Saint Mary's (23-8, 11-3 WCC; RPI: 46, SOS: 102)
10-6 road/neutral, 1-4 top 50, 3-6 top 100
Biggest strengths: Shared the WCC title, good road/neutral mark, have a quality win over St. John's.
Biggest weaknesses: Not enough good wins. Only two inside the RPI top 90, and the second one besides the Red Storm came in the first of three meetings with Gonzaga. Average RPI win and opponent is very weak for an at-large hopeful.
The skinny: I have been way more bearish on the Gaels than most, but I don't see what's in their profile that makes them a legitimate at-large.
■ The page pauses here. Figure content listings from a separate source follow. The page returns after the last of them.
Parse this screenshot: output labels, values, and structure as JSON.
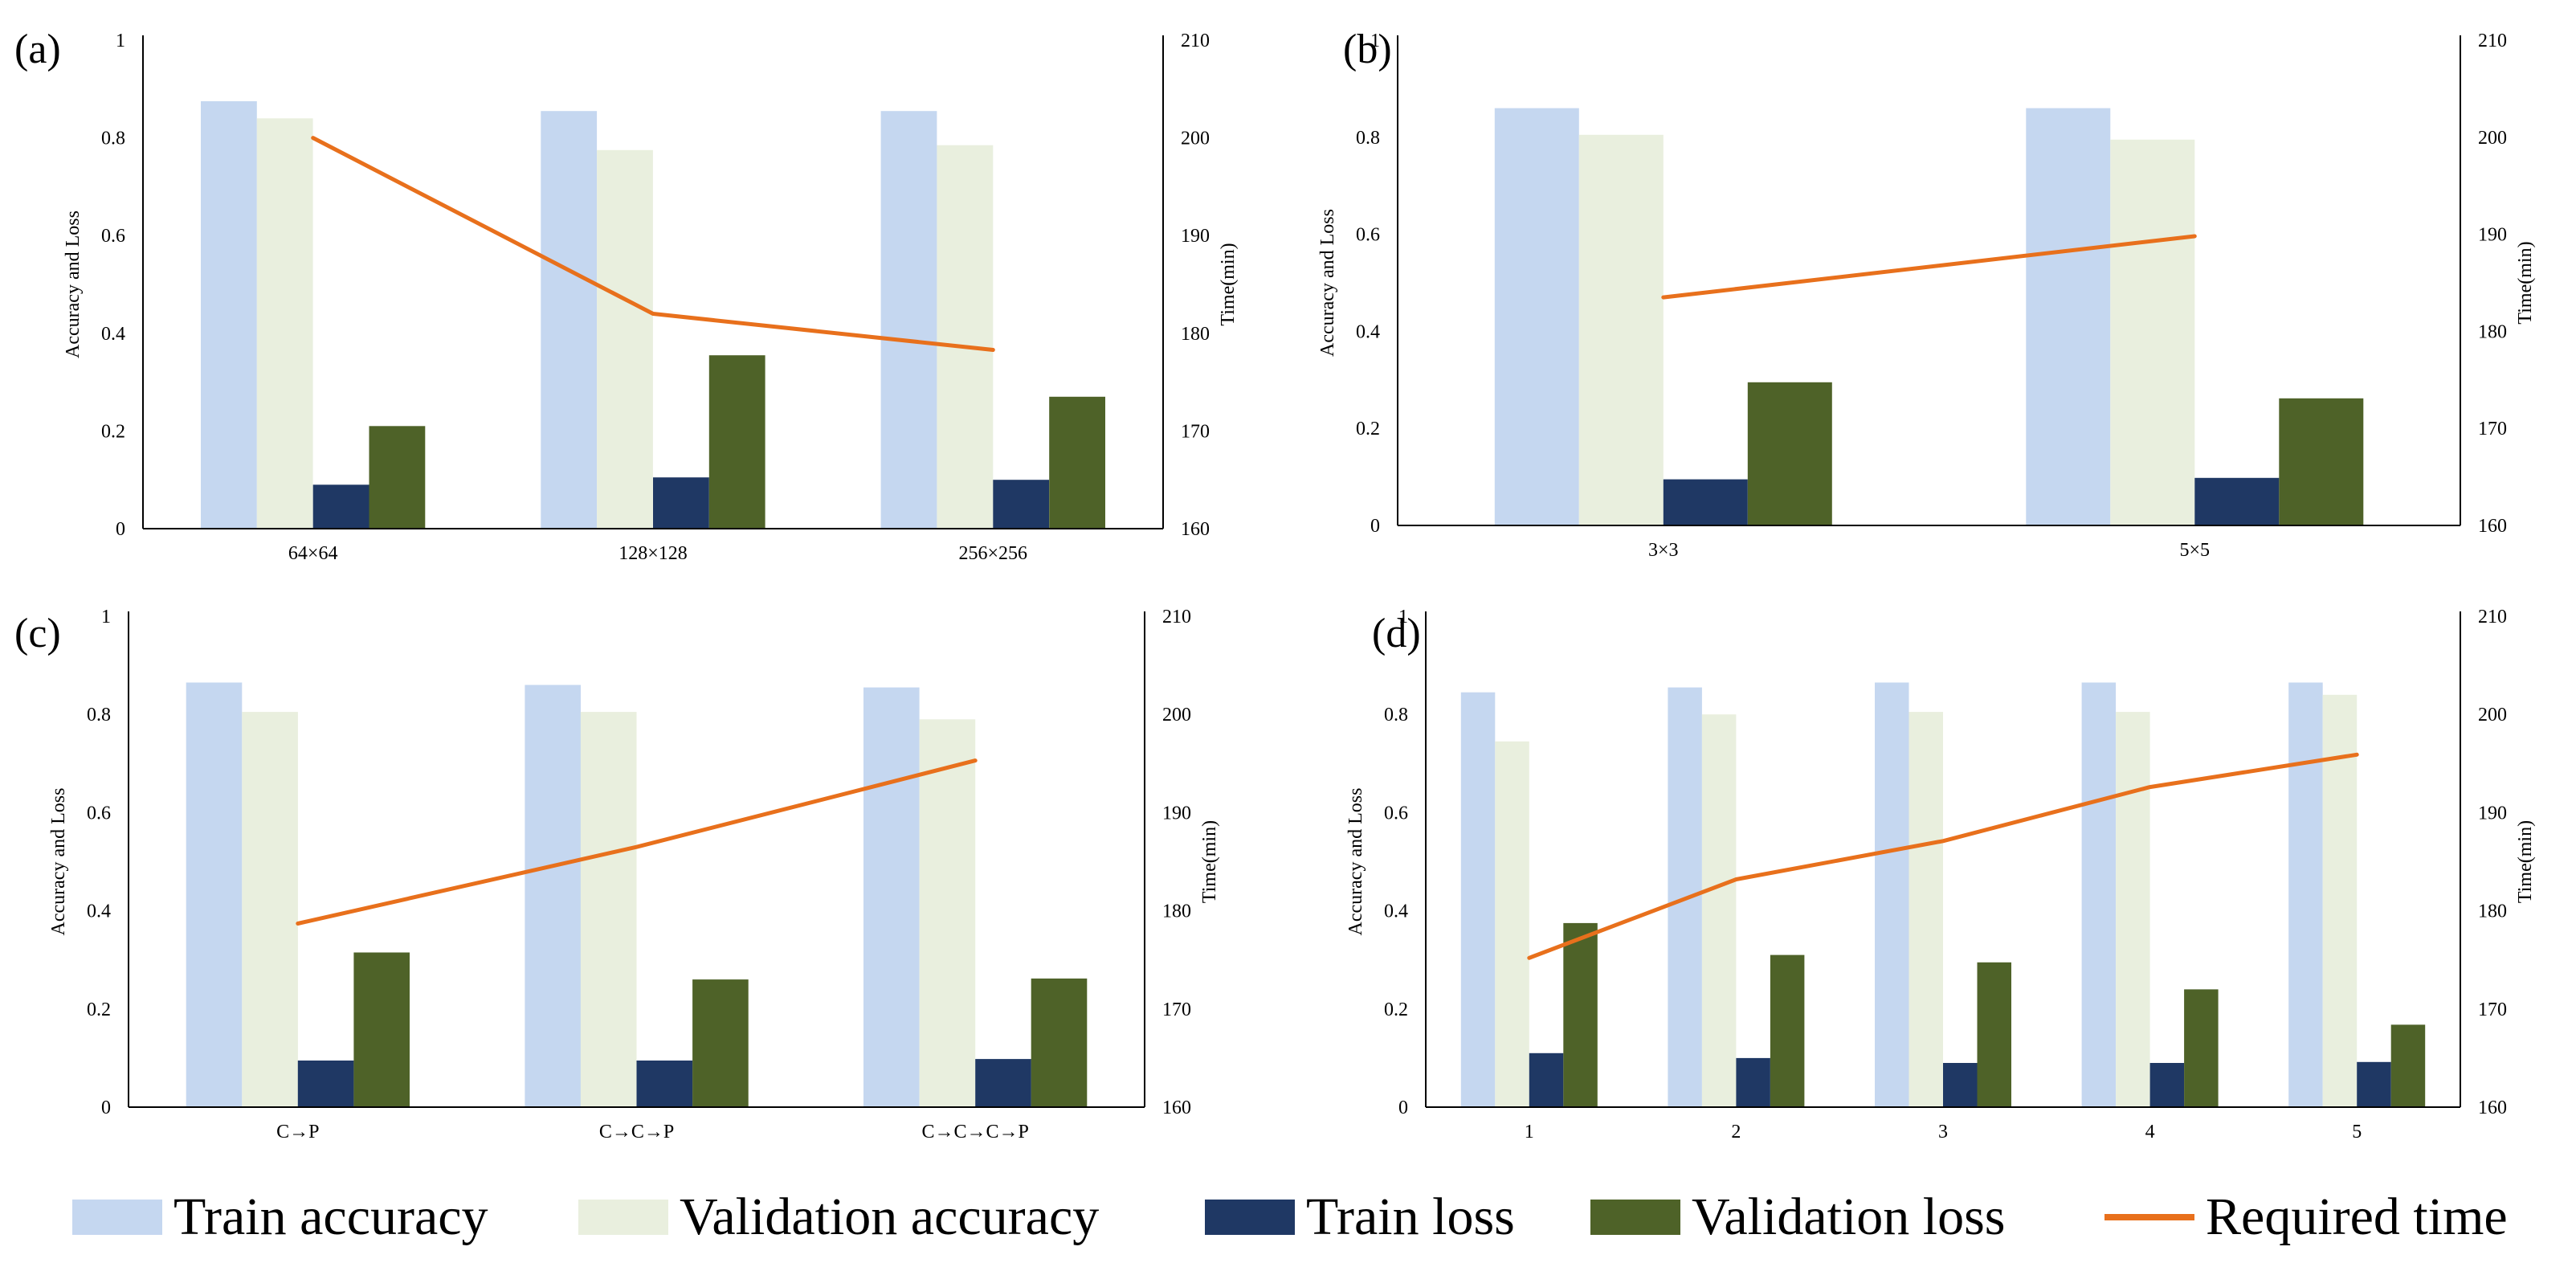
{
  "colors": {
    "train_accuracy": "#c5d7f0",
    "validation_accuracy": "#e9efde",
    "train_loss": "#1f3864",
    "validation_loss": "#4e6228",
    "required_time": "#e8701c",
    "axis": "#000000"
  },
  "legend": [
    {
      "key": "train_accuracy",
      "label": "Train accuracy",
      "kind": "bar"
    },
    {
      "key": "validation_accuracy",
      "label": "Validation accuracy",
      "kind": "bar"
    },
    {
      "key": "train_loss",
      "label": "Train loss",
      "kind": "bar"
    },
    {
      "key": "validation_loss",
      "label": "Validation loss",
      "kind": "bar"
    },
    {
      "key": "required_time",
      "label": "Required time",
      "kind": "line"
    }
  ],
  "chart_data": [
    {
      "panel_label": "(a)",
      "type": "bar",
      "ylabel": "Accuracy and Loss",
      "y2label": "Time(min)",
      "ylim": [
        0,
        1
      ],
      "y2lim": [
        160,
        210
      ],
      "yticks": [
        "0",
        "0.2",
        "0.4",
        "0.6",
        "0.8",
        "1"
      ],
      "y2ticks": [
        "160",
        "170",
        "180",
        "190",
        "200",
        "210"
      ],
      "categories": [
        "64×64",
        "128×128",
        "256×256"
      ],
      "series": [
        {
          "name": "Train accuracy",
          "values": [
            0.875,
            0.855,
            0.855
          ]
        },
        {
          "name": "Validation accuracy",
          "values": [
            0.84,
            0.775,
            0.785
          ]
        },
        {
          "name": "Train loss",
          "values": [
            0.09,
            0.105,
            0.1
          ]
        },
        {
          "name": "Validation loss",
          "values": [
            0.21,
            0.355,
            0.27
          ]
        }
      ],
      "line": {
        "name": "Required time",
        "values": [
          200,
          182,
          178.3
        ]
      }
    },
    {
      "panel_label": "(b)",
      "type": "bar",
      "ylabel": "Accuracy and Loss",
      "y2label": "Time(min)",
      "ylim": [
        0,
        1
      ],
      "y2lim": [
        160,
        210
      ],
      "yticks": [
        "0",
        "0.2",
        "0.4",
        "0.6",
        "0.8",
        "1"
      ],
      "y2ticks": [
        "160",
        "170",
        "180",
        "190",
        "200",
        "210"
      ],
      "categories": [
        "3×3",
        "5×5"
      ],
      "series": [
        {
          "name": "Train accuracy",
          "values": [
            0.86,
            0.86
          ]
        },
        {
          "name": "Validation accuracy",
          "values": [
            0.805,
            0.795
          ]
        },
        {
          "name": "Train loss",
          "values": [
            0.095,
            0.098
          ]
        },
        {
          "name": "Validation loss",
          "values": [
            0.295,
            0.262
          ]
        }
      ],
      "line": {
        "name": "Required time",
        "values": [
          183.5,
          189.8
        ]
      }
    },
    {
      "panel_label": "(c)",
      "type": "bar",
      "ylabel": "Accuracy and Loss",
      "y2label": "Time(min)",
      "ylim": [
        0,
        1
      ],
      "y2lim": [
        160,
        210
      ],
      "yticks": [
        "0",
        "0.2",
        "0.4",
        "0.6",
        "0.8",
        "1"
      ],
      "y2ticks": [
        "160",
        "170",
        "180",
        "190",
        "200",
        "210"
      ],
      "categories": [
        "C→P",
        "C→C→P",
        "C→C→C→P"
      ],
      "series": [
        {
          "name": "Train accuracy",
          "values": [
            0.865,
            0.86,
            0.855
          ]
        },
        {
          "name": "Validation accuracy",
          "values": [
            0.805,
            0.805,
            0.79
          ]
        },
        {
          "name": "Train loss",
          "values": [
            0.095,
            0.095,
            0.098
          ]
        },
        {
          "name": "Validation loss",
          "values": [
            0.315,
            0.26,
            0.262
          ]
        }
      ],
      "line": {
        "name": "Required time",
        "values": [
          178.7,
          186.5,
          195.3
        ]
      }
    },
    {
      "panel_label": "(d)",
      "type": "bar",
      "ylabel": "Accuracy and Loss",
      "y2label": "Time(min)",
      "ylim": [
        0,
        1
      ],
      "y2lim": [
        160,
        210
      ],
      "yticks": [
        "0",
        "0.2",
        "0.4",
        "0.6",
        "0.8",
        "1"
      ],
      "y2ticks": [
        "160",
        "170",
        "180",
        "190",
        "200",
        "210"
      ],
      "categories": [
        "1",
        "2",
        "3",
        "4",
        "5"
      ],
      "series": [
        {
          "name": "Train accuracy",
          "values": [
            0.845,
            0.855,
            0.865,
            0.865,
            0.865
          ]
        },
        {
          "name": "Validation accuracy",
          "values": [
            0.745,
            0.8,
            0.805,
            0.805,
            0.84
          ]
        },
        {
          "name": "Train loss",
          "values": [
            0.11,
            0.1,
            0.09,
            0.09,
            0.092
          ]
        },
        {
          "name": "Validation loss",
          "values": [
            0.375,
            0.31,
            0.295,
            0.24,
            0.168
          ]
        }
      ],
      "line": {
        "name": "Required time",
        "values": [
          175.2,
          183.2,
          187.1,
          192.6,
          195.9
        ]
      }
    }
  ]
}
The win over St. John's was in the season opener, before the Red Storm figured things out. Even more, the Gaels had four straight chances down the stretch to firm things up: Losing at San Diego opened the door for Gonzaga, blowing a big lead at home to Utah State in BracketBusters, then losing at home to the Zags with the WCC solo crown at stake ... and then falling to the Zags for the auto bid in Vegas. Even in a weak year like this, that's way too many missed chances with not enough pluses to balance things out.